9mmが最初に出てきた時に、俺のボーカルとバンドサウンドの激しさがミスマッチだって言われたことがいっぱいあったんです。でもそれこそ個性だと思ってたから、「この声しか出ないしそんなの気にしてられるか!」ってやってきたんだけど、デビューから10年経って“やっぱりこれが9mmだったんだ”っていうようなアルバムになりました。自分たちで聴いていて、“この、普通はアンバランスだって思われそうな部分が、9mmのバランスとしては完璧なものなんだ”って、そんな風に思えた1枚です。

とーやま校長:ニューシングル「サクリファイス」の話も聞きたいんですけど、『BABEL』で出し切ったばかりじゃないですか。こんなハイペースでシングルを出せるもんなんですか?

菅原:実は「サクリファイス」と『BABEL』は、同じ時にレコーディングしてたんですよ。

とーやま校長:そうなんですか。じゃあ色々話し合った結果、『BABEL』には入らなかったということなんですか?

菅原:そう。『BABEL』は全10曲で1曲のコンセプトアルバムみたいなつもりで作ったんです。反対に「サクリファイス」はベルセルクっていうアニメのオープニングのために作ったから、これは『BABEL』の中に入れたら違うっていうか、1曲でその存在感を出したいと。

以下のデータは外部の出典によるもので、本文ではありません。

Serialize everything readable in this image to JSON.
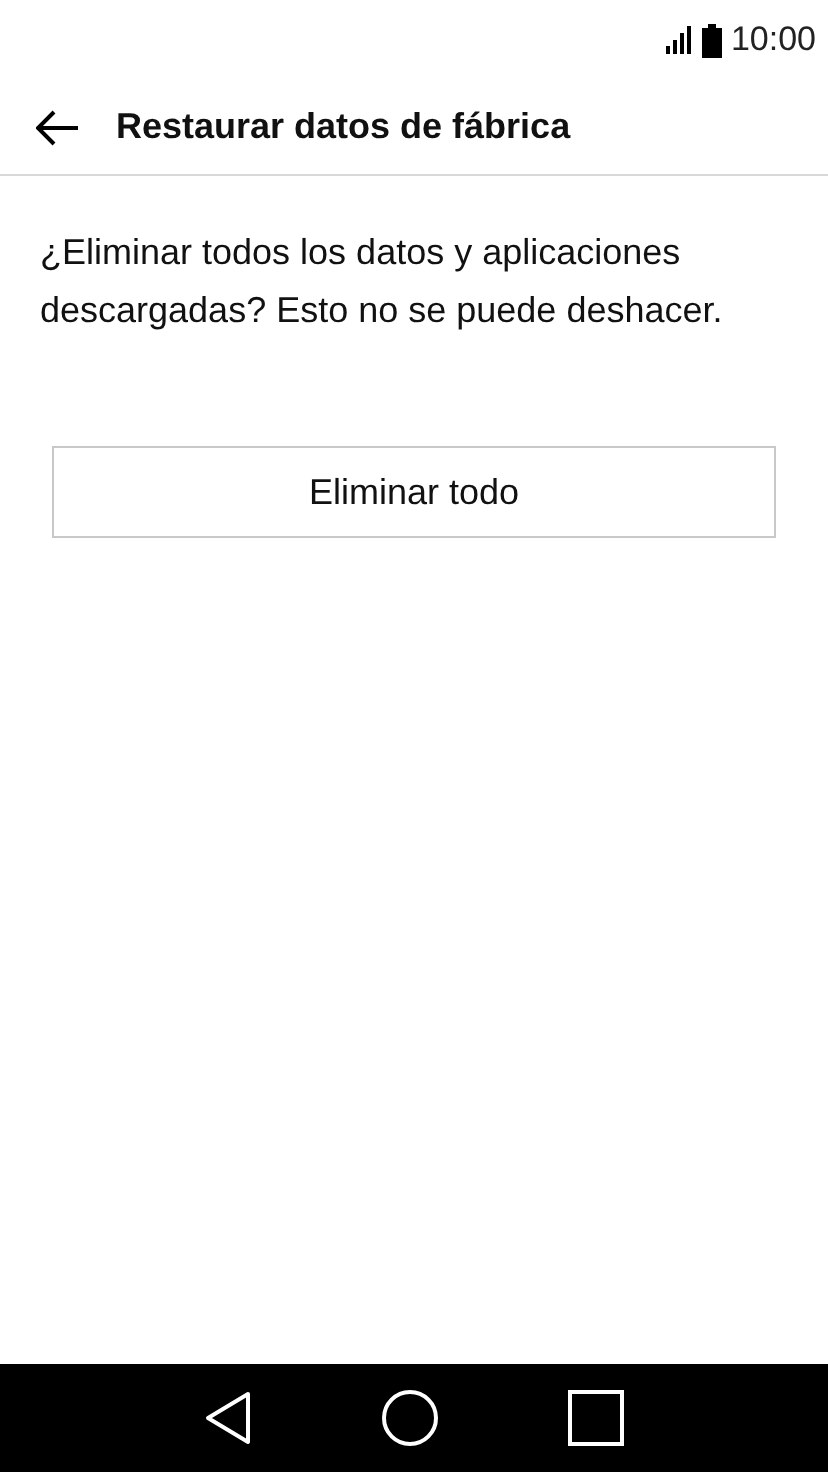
{
  "status_bar": {
    "time": "10:00"
  },
  "header": {
    "title": "Restaurar datos de fábrica"
  },
  "message": "¿Eliminar todos los datos y aplicaciones descargadas? Esto no se puede deshacer.",
  "button": {
    "label": "Eliminar todo"
  }
}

とーやま校長:そうなんだ。『BABEL』は映像を観て演奏とか大変そうだと思ったんですけど、「サクリファイス」はシンプルなイメージがあるんです。聴けば聴くほど“俺じゃなくてお前がいればいい”っていう言葉がすごく強くて、何だかラブソングに聴こえてきて愛がいっぱい詰まってる気がしました。

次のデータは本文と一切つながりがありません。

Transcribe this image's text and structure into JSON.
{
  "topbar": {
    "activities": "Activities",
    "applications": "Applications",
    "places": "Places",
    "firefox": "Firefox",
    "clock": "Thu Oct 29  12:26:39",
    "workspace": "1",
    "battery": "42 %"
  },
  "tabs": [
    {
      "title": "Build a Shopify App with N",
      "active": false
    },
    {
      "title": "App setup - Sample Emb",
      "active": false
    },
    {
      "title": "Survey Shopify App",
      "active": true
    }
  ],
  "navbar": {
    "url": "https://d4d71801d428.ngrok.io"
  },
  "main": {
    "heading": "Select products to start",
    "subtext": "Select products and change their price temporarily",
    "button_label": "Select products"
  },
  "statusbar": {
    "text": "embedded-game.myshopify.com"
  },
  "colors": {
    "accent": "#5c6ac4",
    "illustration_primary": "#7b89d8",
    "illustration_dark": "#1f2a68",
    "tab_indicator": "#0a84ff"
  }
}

菅原:そうですよ。今シーズンの「ベルセルク」では、最初は1人で戦っていたけど仲間ができてその仲間と一緒に旅をするっていう内容が放送されているんです。仲間たちがお互いに自分の命を捧げ合って旅を続けてるって俺は捉えていて、そういうところが“愛”ですよね。

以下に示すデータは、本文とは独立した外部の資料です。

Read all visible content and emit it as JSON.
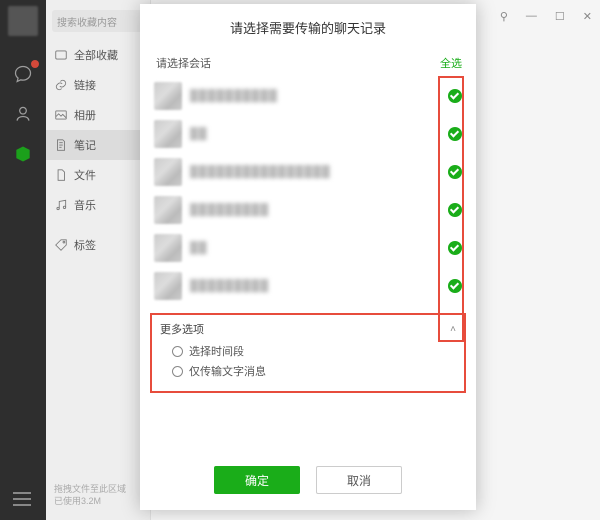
{
  "sidebar": {
    "search_placeholder": "搜索收藏内容",
    "items": [
      {
        "label": "全部收藏"
      },
      {
        "label": "链接"
      },
      {
        "label": "相册"
      },
      {
        "label": "笔记"
      },
      {
        "label": "文件"
      },
      {
        "label": "音乐"
      },
      {
        "label": "标签"
      }
    ],
    "storage_line1": "拖拽文件至此区域",
    "storage_line2": "已使用3.2M"
  },
  "window": {
    "pin": "⚲",
    "min": "—",
    "max": "☐",
    "close": "✕"
  },
  "dialog": {
    "title": "请选择需要传输的聊天记录",
    "select_label": "请选择会话",
    "select_all": "全选",
    "chats": [
      {
        "name": "██████████"
      },
      {
        "name": "██"
      },
      {
        "name": "████████████████"
      },
      {
        "name": "█████████"
      },
      {
        "name": "██"
      },
      {
        "name": "█████████"
      }
    ],
    "more_label": "更多选项",
    "options": [
      {
        "label": "选择时间段"
      },
      {
        "label": "仅传输文字消息"
      }
    ],
    "ok": "确定",
    "cancel": "取消"
  }
}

とーやま校長:それは、9mmに対しても言えるのかなって思うんですけど。

菅原:確かに。『BABEL』もそうなんだけど、歌詞を書いてる時に“もう、自分たちのことを書こう”って思って。今までは自分のことを書くなんてこっぱずかしいしつまらないと思ってたんだけど、バンドを続けて来たら“自分の人生もすごく変だぞ”って(笑)。“ここにあるものを書いたほうが楽しいんじゃないか。それが一番面白いはずだ”って、やっと自分で思えるようになったんです。

とーやま校長:何かきっかけとかあったんですか?

菅原:去年ヘビーな1年を過ごしたというか、滝のことがあってバンドとしてすごく危機が訪れたことです。どうやって乗り越えていくか考えた時に、俺はこのまま書くべきだなって考えたんです。もちろん曲の世界に合った舞台設定みたいなものを用意して書くんだけど、歌ってるのはバンドとか自分のことなんです。それを通して聴いた人も“あ、これは自分のことを歌ってるみたいだ”って感じてもらえたらいいなって思って書いています。